Se está de férias na região de Coimbra ou Penela, há um sítio que não deve perder, a Villa Romana do Rabaçal. Encravada numa meia encosta do fértil Vale do Rabaçal, esta residência senhorial romana é uma das mais bem preservadas e arqueologicamente ricas de todo o país e, surpreendentemente, ainda pouco conhecida pelo grande público.
Fica a apenas 12 quilómetros a sul de Conímbriga, o maior sítio arqueológico romano de Portugal, e fazia parte do território da antiga civitas (cidade-estado) local. A villa assentava mesmo junto da via romana que ligava Olisipo (Lisboa) a Bracara Augusta (Braga), o que dá uma ideia da sua localização estratégica.
Construída provavelmente em meados do século IV d.C., a villa foi habitada até ao século V. Séculos depois do seu abandono, o espaço foi parcialmente reocupado como cemitério, nos séculos XV e XVI, mais um capítulo numa longa história que este lugar guarda em silêncio.
Villa Romana do Rabaçal: quem vivia aqui?
Imagine uma família nobre romana, proprietária de mais de 100 hectares de terra. Era esse o perfil dos habitantes desta villa.

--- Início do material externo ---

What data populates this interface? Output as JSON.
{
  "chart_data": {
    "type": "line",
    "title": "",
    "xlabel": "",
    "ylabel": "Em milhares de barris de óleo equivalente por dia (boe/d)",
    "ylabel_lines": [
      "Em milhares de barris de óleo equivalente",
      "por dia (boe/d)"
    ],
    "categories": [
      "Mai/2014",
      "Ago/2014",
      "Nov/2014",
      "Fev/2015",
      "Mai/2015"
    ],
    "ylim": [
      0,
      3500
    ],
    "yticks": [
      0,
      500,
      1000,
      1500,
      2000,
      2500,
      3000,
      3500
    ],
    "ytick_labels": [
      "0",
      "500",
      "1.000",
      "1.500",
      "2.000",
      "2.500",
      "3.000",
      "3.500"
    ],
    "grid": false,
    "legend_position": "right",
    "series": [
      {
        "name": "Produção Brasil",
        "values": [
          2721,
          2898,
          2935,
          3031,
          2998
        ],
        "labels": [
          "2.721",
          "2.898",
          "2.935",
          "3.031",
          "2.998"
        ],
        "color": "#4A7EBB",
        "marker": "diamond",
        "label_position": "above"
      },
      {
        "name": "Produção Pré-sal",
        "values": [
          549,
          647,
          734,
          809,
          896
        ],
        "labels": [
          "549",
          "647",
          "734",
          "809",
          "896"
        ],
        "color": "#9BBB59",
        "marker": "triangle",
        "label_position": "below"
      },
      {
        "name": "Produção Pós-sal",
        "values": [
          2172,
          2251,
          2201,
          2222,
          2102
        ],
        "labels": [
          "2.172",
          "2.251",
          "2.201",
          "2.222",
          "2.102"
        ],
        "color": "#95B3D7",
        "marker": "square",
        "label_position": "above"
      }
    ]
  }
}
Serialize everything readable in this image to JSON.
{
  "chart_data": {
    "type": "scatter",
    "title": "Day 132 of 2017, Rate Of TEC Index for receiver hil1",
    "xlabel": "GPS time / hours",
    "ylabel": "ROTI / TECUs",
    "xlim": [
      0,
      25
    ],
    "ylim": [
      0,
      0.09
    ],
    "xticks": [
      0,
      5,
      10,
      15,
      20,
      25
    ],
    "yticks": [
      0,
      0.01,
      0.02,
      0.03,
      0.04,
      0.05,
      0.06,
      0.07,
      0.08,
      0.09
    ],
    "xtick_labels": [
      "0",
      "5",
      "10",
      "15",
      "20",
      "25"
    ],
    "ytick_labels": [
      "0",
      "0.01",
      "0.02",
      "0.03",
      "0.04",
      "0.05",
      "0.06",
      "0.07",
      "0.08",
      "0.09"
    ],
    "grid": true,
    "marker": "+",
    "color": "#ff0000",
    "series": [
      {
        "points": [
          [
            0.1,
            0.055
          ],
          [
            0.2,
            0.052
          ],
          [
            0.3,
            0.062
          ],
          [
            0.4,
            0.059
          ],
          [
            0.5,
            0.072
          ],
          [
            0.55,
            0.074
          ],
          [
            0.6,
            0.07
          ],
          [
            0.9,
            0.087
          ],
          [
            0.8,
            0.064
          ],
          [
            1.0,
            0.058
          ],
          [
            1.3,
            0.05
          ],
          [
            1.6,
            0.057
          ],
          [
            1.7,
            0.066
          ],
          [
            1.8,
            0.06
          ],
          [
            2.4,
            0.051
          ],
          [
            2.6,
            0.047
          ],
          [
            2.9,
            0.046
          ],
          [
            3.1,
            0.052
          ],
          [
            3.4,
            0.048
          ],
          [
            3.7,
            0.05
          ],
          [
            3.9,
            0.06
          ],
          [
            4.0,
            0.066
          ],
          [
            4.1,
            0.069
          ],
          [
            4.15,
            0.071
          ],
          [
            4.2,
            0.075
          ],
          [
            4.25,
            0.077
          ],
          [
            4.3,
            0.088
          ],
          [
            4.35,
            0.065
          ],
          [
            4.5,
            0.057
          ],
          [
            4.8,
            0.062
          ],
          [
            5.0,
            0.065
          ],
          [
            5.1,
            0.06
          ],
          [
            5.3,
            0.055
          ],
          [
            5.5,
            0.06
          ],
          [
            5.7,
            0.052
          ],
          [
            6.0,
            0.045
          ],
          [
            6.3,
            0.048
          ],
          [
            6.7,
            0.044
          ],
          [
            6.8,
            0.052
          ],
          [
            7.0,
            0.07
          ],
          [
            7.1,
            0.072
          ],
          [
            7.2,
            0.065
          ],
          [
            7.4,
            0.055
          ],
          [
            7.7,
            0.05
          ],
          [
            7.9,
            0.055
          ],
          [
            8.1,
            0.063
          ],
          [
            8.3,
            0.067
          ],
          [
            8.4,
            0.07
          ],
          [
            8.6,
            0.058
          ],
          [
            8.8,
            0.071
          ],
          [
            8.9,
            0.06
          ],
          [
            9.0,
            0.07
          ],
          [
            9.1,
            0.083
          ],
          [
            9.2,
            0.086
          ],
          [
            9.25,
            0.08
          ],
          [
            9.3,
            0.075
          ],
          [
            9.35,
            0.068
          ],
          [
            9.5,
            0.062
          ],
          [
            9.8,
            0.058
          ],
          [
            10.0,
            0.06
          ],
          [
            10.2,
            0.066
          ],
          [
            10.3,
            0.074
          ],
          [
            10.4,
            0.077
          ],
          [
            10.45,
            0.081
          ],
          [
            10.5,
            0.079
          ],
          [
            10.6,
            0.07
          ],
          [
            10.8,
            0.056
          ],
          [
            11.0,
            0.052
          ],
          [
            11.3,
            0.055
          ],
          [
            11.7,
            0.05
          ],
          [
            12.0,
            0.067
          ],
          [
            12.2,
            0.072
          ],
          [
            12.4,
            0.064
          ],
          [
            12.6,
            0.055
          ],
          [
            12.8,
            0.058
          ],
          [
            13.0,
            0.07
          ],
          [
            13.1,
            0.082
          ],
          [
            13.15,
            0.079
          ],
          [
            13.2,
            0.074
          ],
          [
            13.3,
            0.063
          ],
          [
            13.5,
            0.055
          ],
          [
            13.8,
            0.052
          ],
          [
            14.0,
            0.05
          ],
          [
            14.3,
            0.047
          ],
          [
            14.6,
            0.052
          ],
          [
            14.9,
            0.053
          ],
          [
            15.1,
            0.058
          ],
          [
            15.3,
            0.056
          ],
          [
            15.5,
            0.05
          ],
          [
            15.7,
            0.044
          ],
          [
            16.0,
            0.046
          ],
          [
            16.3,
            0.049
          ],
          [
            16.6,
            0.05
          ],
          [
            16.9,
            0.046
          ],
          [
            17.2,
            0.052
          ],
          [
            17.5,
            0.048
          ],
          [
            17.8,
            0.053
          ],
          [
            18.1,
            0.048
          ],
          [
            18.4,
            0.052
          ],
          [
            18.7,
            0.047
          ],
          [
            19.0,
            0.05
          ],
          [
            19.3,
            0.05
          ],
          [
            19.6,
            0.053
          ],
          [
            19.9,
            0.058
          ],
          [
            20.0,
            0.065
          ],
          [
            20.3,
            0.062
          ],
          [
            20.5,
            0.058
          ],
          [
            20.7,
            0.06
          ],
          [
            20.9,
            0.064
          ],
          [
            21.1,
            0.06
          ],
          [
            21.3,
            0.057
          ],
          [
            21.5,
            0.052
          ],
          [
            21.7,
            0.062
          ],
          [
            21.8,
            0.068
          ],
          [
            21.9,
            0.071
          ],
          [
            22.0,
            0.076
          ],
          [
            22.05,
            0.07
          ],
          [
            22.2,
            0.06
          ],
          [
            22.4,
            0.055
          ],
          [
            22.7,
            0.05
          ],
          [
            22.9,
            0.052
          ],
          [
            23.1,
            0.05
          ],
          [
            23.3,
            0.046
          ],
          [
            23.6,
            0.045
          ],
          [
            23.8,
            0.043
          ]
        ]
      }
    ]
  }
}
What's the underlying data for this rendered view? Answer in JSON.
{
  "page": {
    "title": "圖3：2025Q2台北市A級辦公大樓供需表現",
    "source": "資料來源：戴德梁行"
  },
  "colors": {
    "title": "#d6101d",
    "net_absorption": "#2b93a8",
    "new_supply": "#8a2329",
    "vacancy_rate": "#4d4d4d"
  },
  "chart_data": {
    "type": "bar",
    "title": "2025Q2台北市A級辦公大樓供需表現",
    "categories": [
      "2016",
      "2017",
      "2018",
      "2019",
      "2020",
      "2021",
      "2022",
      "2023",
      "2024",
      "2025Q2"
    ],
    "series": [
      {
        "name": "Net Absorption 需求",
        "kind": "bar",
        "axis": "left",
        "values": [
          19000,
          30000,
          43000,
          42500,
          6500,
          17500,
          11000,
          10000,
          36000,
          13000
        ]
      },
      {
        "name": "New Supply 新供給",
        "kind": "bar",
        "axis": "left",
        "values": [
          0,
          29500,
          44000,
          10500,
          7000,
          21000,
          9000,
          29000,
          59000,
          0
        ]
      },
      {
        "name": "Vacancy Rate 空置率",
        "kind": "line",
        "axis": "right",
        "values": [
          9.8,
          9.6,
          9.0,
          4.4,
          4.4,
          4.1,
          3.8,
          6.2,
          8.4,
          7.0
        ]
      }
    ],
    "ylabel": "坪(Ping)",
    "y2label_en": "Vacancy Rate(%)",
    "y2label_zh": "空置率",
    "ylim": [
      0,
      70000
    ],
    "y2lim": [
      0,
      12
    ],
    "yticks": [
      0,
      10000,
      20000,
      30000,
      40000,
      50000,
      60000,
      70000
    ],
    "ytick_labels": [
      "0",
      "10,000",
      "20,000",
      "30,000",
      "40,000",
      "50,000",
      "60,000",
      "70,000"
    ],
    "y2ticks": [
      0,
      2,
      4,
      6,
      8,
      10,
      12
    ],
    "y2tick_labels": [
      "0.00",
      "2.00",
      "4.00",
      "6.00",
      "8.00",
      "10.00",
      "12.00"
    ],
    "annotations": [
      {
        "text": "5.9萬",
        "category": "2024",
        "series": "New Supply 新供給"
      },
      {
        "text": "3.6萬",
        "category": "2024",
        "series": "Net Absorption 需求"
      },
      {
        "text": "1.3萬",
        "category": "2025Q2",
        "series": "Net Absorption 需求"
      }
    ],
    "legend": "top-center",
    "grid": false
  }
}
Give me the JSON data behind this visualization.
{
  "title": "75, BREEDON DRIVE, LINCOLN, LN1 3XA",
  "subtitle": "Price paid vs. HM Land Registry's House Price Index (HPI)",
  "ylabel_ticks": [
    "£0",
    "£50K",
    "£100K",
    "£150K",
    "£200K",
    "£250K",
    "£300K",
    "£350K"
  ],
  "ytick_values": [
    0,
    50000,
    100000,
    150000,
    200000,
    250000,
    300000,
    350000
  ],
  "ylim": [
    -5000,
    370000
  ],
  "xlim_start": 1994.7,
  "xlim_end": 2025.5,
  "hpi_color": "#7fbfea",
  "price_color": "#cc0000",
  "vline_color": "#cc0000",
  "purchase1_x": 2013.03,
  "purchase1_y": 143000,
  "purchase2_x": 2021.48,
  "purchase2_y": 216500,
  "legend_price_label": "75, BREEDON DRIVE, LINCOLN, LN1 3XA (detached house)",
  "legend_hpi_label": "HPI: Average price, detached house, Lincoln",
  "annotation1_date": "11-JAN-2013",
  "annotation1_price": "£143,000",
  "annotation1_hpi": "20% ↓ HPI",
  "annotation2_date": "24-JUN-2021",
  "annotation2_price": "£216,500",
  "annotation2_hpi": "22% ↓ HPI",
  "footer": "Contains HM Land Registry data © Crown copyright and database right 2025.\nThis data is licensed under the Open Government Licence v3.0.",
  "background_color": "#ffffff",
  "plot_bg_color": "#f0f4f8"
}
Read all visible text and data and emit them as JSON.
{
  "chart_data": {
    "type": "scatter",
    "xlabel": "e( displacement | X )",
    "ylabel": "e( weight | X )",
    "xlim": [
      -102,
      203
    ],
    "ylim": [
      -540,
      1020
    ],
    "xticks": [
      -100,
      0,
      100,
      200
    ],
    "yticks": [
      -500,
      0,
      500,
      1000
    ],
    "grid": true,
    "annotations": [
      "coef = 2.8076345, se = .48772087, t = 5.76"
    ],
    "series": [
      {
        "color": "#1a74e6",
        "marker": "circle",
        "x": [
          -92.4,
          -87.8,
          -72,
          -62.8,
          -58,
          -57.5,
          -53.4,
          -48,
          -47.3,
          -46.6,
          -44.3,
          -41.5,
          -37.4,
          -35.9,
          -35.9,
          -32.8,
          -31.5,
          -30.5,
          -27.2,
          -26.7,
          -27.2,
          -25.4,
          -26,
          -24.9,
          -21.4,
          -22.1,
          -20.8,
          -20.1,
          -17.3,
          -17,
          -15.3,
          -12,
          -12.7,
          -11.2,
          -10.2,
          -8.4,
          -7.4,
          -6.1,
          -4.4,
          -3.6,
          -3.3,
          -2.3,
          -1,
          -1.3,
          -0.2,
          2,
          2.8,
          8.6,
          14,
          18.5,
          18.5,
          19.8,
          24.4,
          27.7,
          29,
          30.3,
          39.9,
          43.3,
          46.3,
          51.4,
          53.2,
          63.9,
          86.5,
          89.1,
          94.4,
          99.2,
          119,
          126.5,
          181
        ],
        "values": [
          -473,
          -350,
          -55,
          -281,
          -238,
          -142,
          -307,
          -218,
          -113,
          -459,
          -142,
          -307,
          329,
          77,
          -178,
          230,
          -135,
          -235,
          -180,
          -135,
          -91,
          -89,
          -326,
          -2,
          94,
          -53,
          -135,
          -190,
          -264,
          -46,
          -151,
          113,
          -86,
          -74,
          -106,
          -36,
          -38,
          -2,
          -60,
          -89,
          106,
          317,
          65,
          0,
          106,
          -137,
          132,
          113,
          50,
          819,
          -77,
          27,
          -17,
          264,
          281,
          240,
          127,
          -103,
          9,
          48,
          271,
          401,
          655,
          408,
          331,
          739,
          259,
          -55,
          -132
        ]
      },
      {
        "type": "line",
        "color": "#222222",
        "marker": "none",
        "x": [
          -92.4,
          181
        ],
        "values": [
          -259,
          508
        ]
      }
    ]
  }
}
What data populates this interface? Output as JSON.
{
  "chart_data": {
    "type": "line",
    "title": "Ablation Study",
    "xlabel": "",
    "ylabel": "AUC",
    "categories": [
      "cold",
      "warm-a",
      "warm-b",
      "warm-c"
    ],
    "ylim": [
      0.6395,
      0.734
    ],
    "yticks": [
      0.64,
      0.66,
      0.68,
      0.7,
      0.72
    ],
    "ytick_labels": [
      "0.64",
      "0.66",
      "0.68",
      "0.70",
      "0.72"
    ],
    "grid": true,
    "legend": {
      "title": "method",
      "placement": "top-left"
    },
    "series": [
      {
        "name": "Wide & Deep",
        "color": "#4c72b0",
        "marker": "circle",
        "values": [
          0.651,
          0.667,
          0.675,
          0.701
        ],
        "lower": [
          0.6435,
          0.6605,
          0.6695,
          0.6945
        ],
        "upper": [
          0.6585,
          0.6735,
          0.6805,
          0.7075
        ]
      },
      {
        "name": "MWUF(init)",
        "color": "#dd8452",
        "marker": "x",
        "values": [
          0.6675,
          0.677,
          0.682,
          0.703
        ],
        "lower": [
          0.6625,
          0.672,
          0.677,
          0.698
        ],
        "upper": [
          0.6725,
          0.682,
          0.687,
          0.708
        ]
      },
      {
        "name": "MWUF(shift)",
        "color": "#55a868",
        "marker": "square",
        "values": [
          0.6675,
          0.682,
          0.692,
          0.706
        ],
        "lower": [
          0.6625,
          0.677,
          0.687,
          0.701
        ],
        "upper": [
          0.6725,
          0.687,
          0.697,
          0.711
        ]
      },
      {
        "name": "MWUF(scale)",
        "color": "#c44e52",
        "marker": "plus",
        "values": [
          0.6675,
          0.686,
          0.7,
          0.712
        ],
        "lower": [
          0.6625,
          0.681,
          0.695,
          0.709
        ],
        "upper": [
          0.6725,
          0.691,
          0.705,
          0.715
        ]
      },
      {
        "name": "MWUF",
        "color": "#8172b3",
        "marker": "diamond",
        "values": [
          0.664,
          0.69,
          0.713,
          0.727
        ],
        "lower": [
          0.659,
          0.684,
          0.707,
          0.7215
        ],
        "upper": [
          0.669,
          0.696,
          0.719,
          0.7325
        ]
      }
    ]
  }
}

O complexo dividia-se em três grandes áreas funcionais, como era típico nas grandes propriedades romanas:
- Pars urbana: a residência senhorial, com quartos, salas de aparato e espaços de representação social;
- Pars rustica: as instalações para os servos e criados;
- Pars frumentaria: as dependências agrícolas, como celeiro, lagar e estábulos.
A zona residencial desenvolvia-se em redor de um impressionante pátio central octogonal com 24 colunas, o peristilo, orientado segundo os pontos cardeais. A partir deste pátio irradiavam 27 espaços distintos, cada um com função própria: entrada, torre de vigia, salas de receção, área de serviços e a chamada “zona nobre”, onde se situavam o oecus (sala principal) e o triclinium (sala de jantar).
Os mosaicos: o verdadeiro tesouro da villa
O que torna a Villa Romana do Rabaçal verdadeiramente especial são os seus mosaicos. Revestindo os pavimentos com tesselas em pedra calcária, vidro e cerâmica, estes painéis combinam motivos geométricos, vegetalistas e figurativos com um cromatismo rico e variado.
Os motivos figurativos (representações das estações do ano, de uma quadriga e de uma figura feminina sentada) não têm paralelo conhecido em Portugal. Segundo os arqueólogos, formam um grupo estilístico novo, único no panorama da arte romana em território português.
Como foi descoberta?

A investigação teve início em 1979, durante a recolha de dados para a Carta Arqueológica do período romano na área de Conímbriga.
A densidade de vestígios à superfície (cerâmica, fragmentos de mosaico, moedas) permitiu desde cedo delimitar a área da villa, com cerca de 50 metros de largura por 150 metros de comprimento.
Em 1984 começaram os trabalhos arqueológicos sistemáticos, com o envolvimento de especialistas, voluntários locais, jovens, a Junta de Freguesia do Rabaçal e a Câmara Municipal de Penela.
As dezenas de moedas do século IV d.C. encontradas durante as escavações foram fundamentais para datar a cronologia da villa com precisão.
O Espaço-Museu: o que pode ver
As visitas fazem-se através do Espaço-Museu da Villa Romana do Rabaçal, onde é possível conhecer em detalhe o espólio arqueológico recolhido ao longo de décadas de escavações.
Os mosaicos, as moedas, os fragmentos de cerâmica e outros objetos quotidianos ajudam a reconstituir a vida nesta propriedade há mais de 1 600 anos.
A visita à própria villa, no terreno, requer agendamento prévio e é feita com acompanhamento de um técnico do museu, o que garante uma experiência muito mais rica e contextualizada do que uma visita autónoma.
Informações práticas
Morada: Rabaçal, Penela, Coimbra
Horário do Espaço-Museu
- Terça a domingo: 10h00 – 13h00 e 14h00 – 18h00
- Encerrado: segunda-feira, Natal, Ano Novo, Sexta-Feira Santa e Domingo de Páscoa
Entradas gratuitas
- Jovens até aos 12 anos
- Professores e animadores em visitas de estudo
- Investigadores e jornalistas no exercício das suas funções
Preçário: Consultar diretamente o museu
Contactos:
- Telefone: 239 561 856
- E-mail: [email protected]
A visita à villa no exterior requer marcação prévia e acompanhamento de um técnico. Não se esqueça de agendar antes de se deslocar.
É um destino ideal para famílias, apreciadores de história e arqueologia, e para quem quer complementar uma visita a Conímbriga com algo menos turístico e igualmente fascinante.